Through his firm, Venture Stem, Greg helps institutions like banks, universities, and accelerators create funding models for entrepreneurs pioneering sustainable development and cleantech.

“For a lot of these companies, they are thinking from day one what their impact is. And it’s diverse. Sometimes it’s about the number of kilowatt-hours that they can produce. Sometimes it’s about the number of people whose lives they can improve,” says Greg. “But they have a common thread, which is that they hit a limit on the extent that they can grow because they can’t go to regular banks for help. These are companies that are not profitable, so somebody needs to step up.”

Greg worked with Future of Fish, a non-profit organization with a mission to end overfishing, to bring more capital to artisanal fisheries.

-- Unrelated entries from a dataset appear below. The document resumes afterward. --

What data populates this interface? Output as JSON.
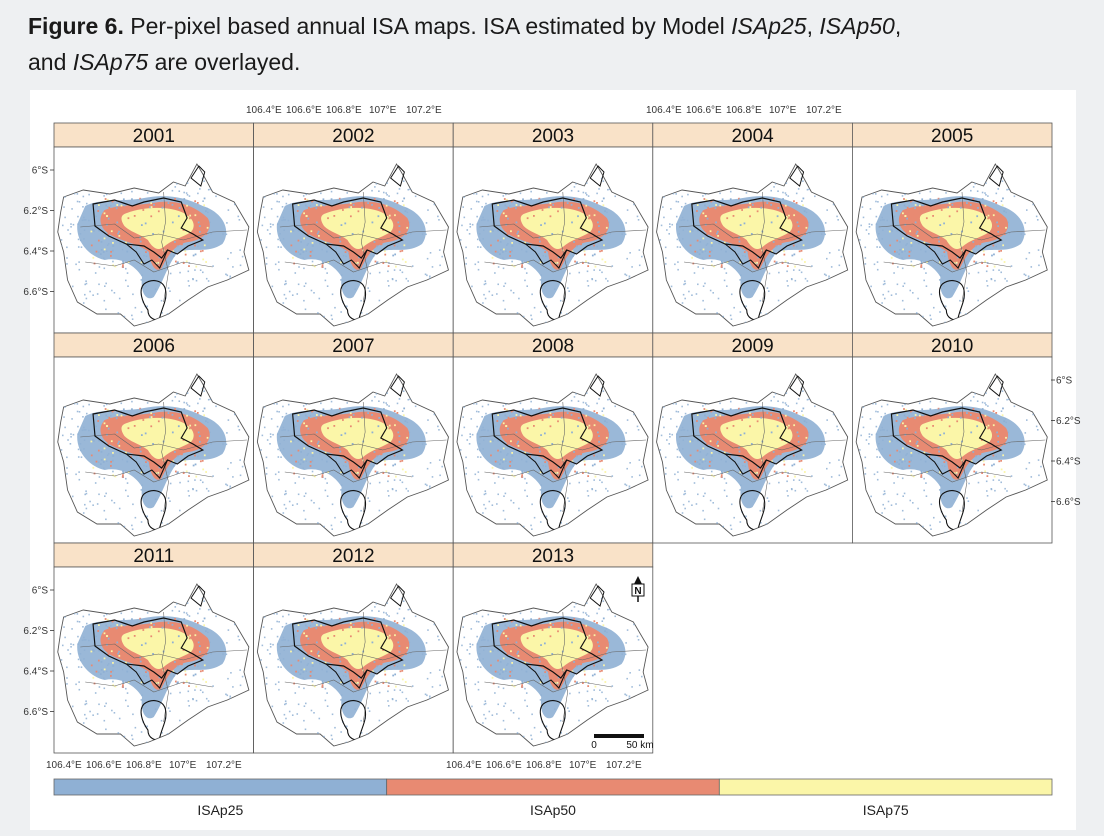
{
  "caption": {
    "label": "Figure 6.",
    "text_a": " Per-pixel based annual ISA maps. ISA estimated by Model ",
    "m1": "ISAp25",
    "sep1": ", ",
    "m2": "ISAp50",
    "sep2": ",",
    "text_b": "and ",
    "m3": "ISAp75",
    "text_c": " are overlayed."
  },
  "panels": [
    {
      "year": "2001"
    },
    {
      "year": "2002"
    },
    {
      "year": "2003"
    },
    {
      "year": "2004"
    },
    {
      "year": "2005"
    },
    {
      "year": "2006"
    },
    {
      "year": "2007"
    },
    {
      "year": "2008"
    },
    {
      "year": "2009"
    },
    {
      "year": "2010"
    },
    {
      "year": "2011"
    },
    {
      "year": "2012"
    },
    {
      "year": "2013"
    }
  ],
  "axes": {
    "lon_ticks": [
      "106.4°E",
      "106.6°E",
      "106.8°E",
      "107°E",
      "107.2°E"
    ],
    "lat_ticks": [
      "6°S",
      "6.2°S",
      "6.4°S",
      "6.6°S"
    ]
  },
  "scale_bar": {
    "start": "0",
    "end": "50 km"
  },
  "north_arrow": "N",
  "legend": [
    {
      "label": "ISAp25",
      "color": "#8fb0d4"
    },
    {
      "label": "ISAp50",
      "color": "#e88a72"
    },
    {
      "label": "ISAp75",
      "color": "#fbf6a8"
    }
  ],
  "colors": {
    "strip": "#f9e2c8",
    "isa25": "#8fb0d4",
    "isa50": "#e88a72",
    "isa75": "#fbf6a8"
  }
}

Greg facilitating a panel on financing fisheries reforms at SOCAP 2018

“Artisanal fishers are not wealthy. They don’t own giant trading ships that explore the ocean. A lot of the certification schemes that have sought to create a sustainable fishing industry are not really oriented toward artisanal fisheries.”

To solve this problem, Greg developed a method to make a fishery traceable—a way to look at the supply chain as a whole to identify areas worthy of investment for more sustainable and business savvy practices.

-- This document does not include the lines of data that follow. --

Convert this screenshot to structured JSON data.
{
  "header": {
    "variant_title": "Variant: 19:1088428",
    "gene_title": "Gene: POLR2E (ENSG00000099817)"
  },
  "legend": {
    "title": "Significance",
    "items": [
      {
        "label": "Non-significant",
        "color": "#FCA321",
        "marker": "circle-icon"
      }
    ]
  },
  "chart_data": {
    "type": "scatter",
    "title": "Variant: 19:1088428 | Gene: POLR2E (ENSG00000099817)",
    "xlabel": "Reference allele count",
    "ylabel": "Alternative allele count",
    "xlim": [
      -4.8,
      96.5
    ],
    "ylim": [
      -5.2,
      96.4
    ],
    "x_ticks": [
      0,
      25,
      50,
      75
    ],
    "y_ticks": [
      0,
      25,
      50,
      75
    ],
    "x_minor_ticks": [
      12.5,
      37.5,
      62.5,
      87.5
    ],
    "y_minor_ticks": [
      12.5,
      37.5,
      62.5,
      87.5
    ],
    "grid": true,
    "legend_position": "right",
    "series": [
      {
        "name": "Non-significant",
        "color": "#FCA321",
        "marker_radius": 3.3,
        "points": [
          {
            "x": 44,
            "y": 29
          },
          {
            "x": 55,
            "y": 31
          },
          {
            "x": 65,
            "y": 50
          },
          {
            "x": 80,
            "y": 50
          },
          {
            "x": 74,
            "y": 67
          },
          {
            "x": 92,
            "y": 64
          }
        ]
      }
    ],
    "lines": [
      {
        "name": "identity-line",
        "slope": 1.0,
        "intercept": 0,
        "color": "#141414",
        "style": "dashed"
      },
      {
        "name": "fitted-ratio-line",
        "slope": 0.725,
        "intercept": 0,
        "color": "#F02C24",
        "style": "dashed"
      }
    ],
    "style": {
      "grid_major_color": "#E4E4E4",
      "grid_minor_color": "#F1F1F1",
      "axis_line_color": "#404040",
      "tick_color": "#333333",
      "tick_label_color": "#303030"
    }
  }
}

“If we want to solve the world’s biggest problems, we have to figure out how to tap that to build a business case.”

Greg’s passion for systems design grew while studying Mechatronics Engineering at the University of Waterloo.

“I came from a small town and didn’t have exposure to a lot of careers, so I learned a little bit about the field of engineering at Shad.”

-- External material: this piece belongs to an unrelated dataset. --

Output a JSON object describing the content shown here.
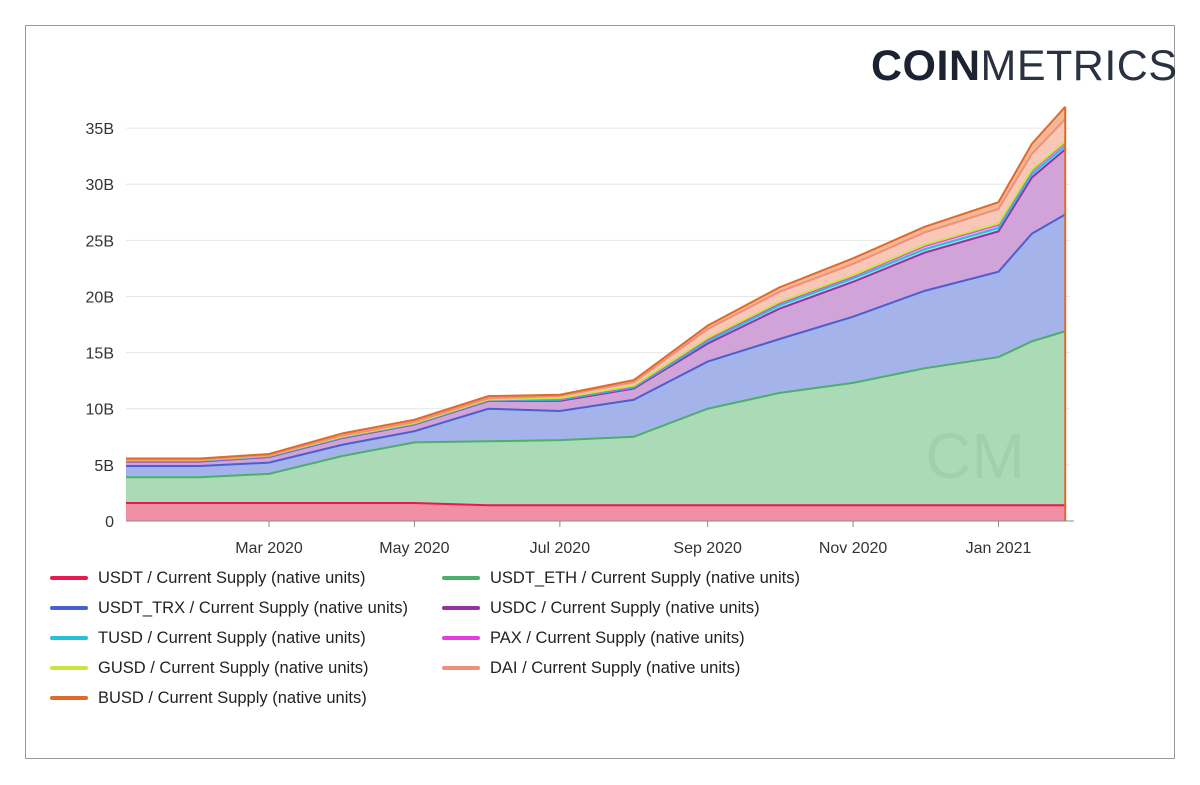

He remembers a workshop where they built paper-based Turing machines.

“It was a very complex problem and I always get really drawn in by those unsolvable, complex problems.”

While completing his MBA at the University of Oxford, Greg met a friend who would later become a co-founder of his first venture, Carbon Analytics

“We had an idea that every company should be able to very easily measure their carbon footprint. There’s no reason that that’s not a thing today. The data exists, it’s easy to write software.”

Before this formal venture, Greg remembers developing a business idea and pitch at Shad, also with a focus on environmental sustainability. His group’s idea was to extract waste heat from industrial pipes and turn it into electricity.

“It’s crazy, Shad was only a one-month thing, but in that time, we were able to come up with this concept, try to validate it a little bit, and try to prototype.”

Above his work at ventureSTEM, Greg also teaches courses on entrepreneurship, innovation, and sustainability at the University of British Columbia.

And he has advice for any student who wants to make a change through their career.

“Studying environmental sciences is not your only way to make an impact on the environment…,” says Greg. “People should absolutely keep that as a thread throughout their schooling and their career and not feel in anyway limited because there are so many angles. It’s a multifaceted problem, there’s no silver bullet solutions. Everybody needs to lend a hand.”